This is the most important space in the hand, and is frequently infected in leprosy patients (30.4). It lies deep to a patient's flexor tendons and lumbricals, and between them and the fascia covering his interossei and metacarpals. It is separated from his thenar space by a fibrous septum which extends from his middle metacarpal towards his palmar fascia. Infection reaches this space from a lumbrical canal, or from an infected tendon sheath.
His hand is so grossly swollen that it looks like a blown-up rubber glove. The normal hollow of his palm is obliterated, and the dorsum of his hand is swollen. He cannot move his middle or ring fingers. His interossei are surrounded by pus and paralysed, so that if you ask him to hold a piece of paper between his extended fingers he cannot do so.
The middle palmar space communicates through the carpal tunnel with a space deep to the flexor tendons in the forearm (the space of Parona). If there is pus there you may be able to detect fluctuation between it and the pus in his palm.
MIDDLE PALMAR SPACE. For the general method for a hand infection, see Section 8.1. Always use a tourniquet.
Make a transverse incision (incision 2) in the middle third of the patient's distal or proximal palmar creases or wherever fluctuation is maximal. Enter his middle palmar space on either side of the flexor tendon of his ring finger. Or, enter it through an incision along the ulnar border of his hand, passing between his 5th metacarpal and his hypothenar muscles (incision 3). As soon as you are through his skin, use blunt dissection (Hilton's method) in the line of his tendons and nerves. See also under ''ulnar bursa' (8.13).
CAUTION ! (1) Don't make your initial incision deeper than his palmar fascia. Push a blunt instrument through it to free the pus underneath. You can then see clearly to open up the space more by a combination of sharp and gentle blunt dissection. (2) Don't cut his digital nerves or vessels, his flexor tendons, or his lumbrical muscles.
If there is pus in the space of Parona, drain it through a longitudinal incision (incision 6) on one side of his palmaris longus tendon (absent in 5% of people), taking care not to injure his median and ulnar nerves or his radial and ulnar vessels.

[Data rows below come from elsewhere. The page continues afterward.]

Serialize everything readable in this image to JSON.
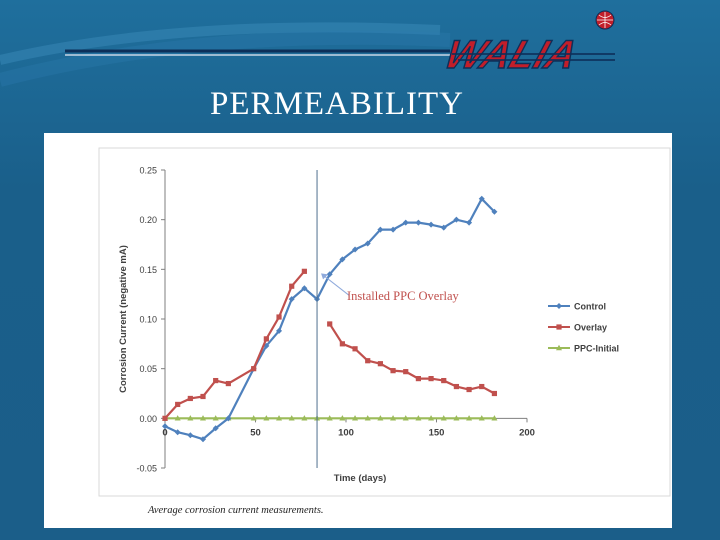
{
  "slide": {
    "title": "PERMEABILITY",
    "logo_text": "WALIA"
  },
  "colors": {
    "background": "#1b5e89",
    "control": "#4f81bd",
    "overlay": "#c0504d",
    "ppc_initial": "#9bbb59",
    "annotation": "#c0504d"
  },
  "chart_data": {
    "type": "line",
    "xlabel": "Time (days)",
    "ylabel": "Corrosion Current (negative mA)",
    "xlim": [
      0,
      200
    ],
    "ylim": [
      -0.05,
      0.25
    ],
    "xticks": [
      0,
      50,
      100,
      150,
      200
    ],
    "yticks": [
      "-0.05",
      "0.00",
      "0.05",
      "0.10",
      "0.15",
      "0.20",
      "0.25"
    ],
    "grid": false,
    "legend_position": "right",
    "caption": "Average corrosion current measurements.",
    "annotation": {
      "text": "Installed PPC Overlay",
      "x": 84
    },
    "series": [
      {
        "name": "Control",
        "color": "#4f81bd",
        "marker": "diamond",
        "x": [
          0,
          7,
          14,
          21,
          28,
          35,
          49,
          56,
          63,
          70,
          77,
          84,
          91,
          98,
          105,
          112,
          119,
          126,
          133,
          140,
          147,
          154,
          161,
          168,
          175,
          182
        ],
        "y": [
          -0.008,
          -0.014,
          -0.017,
          -0.021,
          -0.01,
          0.0,
          0.05,
          0.073,
          0.088,
          0.12,
          0.131,
          0.12,
          0.145,
          0.16,
          0.17,
          0.176,
          0.19,
          0.19,
          0.197,
          0.197,
          0.195,
          0.192,
          0.2,
          0.197,
          0.221,
          0.208
        ]
      },
      {
        "name": "Overlay",
        "color": "#c0504d",
        "marker": "square",
        "segments": [
          {
            "x": [
              0,
              7,
              14,
              21,
              28,
              35,
              49,
              56,
              63,
              70,
              77
            ],
            "y": [
              0.0,
              0.014,
              0.02,
              0.022,
              0.038,
              0.035,
              0.05,
              0.08,
              0.102,
              0.133,
              0.148
            ]
          },
          {
            "x": [
              91,
              98,
              105,
              112,
              119,
              126,
              133,
              140,
              147,
              154,
              161,
              168,
              175,
              182
            ],
            "y": [
              0.095,
              0.075,
              0.07,
              0.058,
              0.055,
              0.048,
              0.047,
              0.04,
              0.04,
              0.038,
              0.032,
              0.029,
              0.032,
              0.025
            ]
          }
        ]
      },
      {
        "name": "PPC-Initial",
        "color": "#9bbb59",
        "marker": "triangle",
        "x": [
          0,
          7,
          14,
          21,
          28,
          35,
          49,
          56,
          63,
          70,
          77,
          84,
          91,
          98,
          105,
          112,
          119,
          126,
          133,
          140,
          147,
          154,
          161,
          168,
          175,
          182
        ],
        "y": [
          0,
          0,
          0,
          0,
          0,
          0,
          0,
          0,
          0,
          0,
          0,
          0,
          0,
          0,
          0,
          0,
          0,
          0,
          0,
          0,
          0,
          0,
          0,
          0,
          0,
          0
        ]
      }
    ]
  }
}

Fig. 8-5 A SEVERE HAND INFECTION. This started as a web infection which spread to the patient's middle palmar space. A, shows the standard site of the incisions for a middle palmar space infection (incisions 2 and 3), and B that for web space infections (incisions 1). In this patient these incisions had to be modified. C, shows the callosity through which infection entered. Although the back of his hand was swollen (D) it was not incised, because the swelling was due to secondary inflammatory oedema only. E, pus was found in his distal palm, his three web spaces, and his flexor sheaths. The spaces were drained and necrotic tissue was excised. F, eight days after the incision the web spaces have been grafted. After ''Campbell's Operative Orthopaedics', edited by AS Edmondson and AH Crenshaw[md]the Chapter on ''Hand infections' by Lee Milford, Figs. 3-355 and 3- 356. CV Mosby, with kind permission.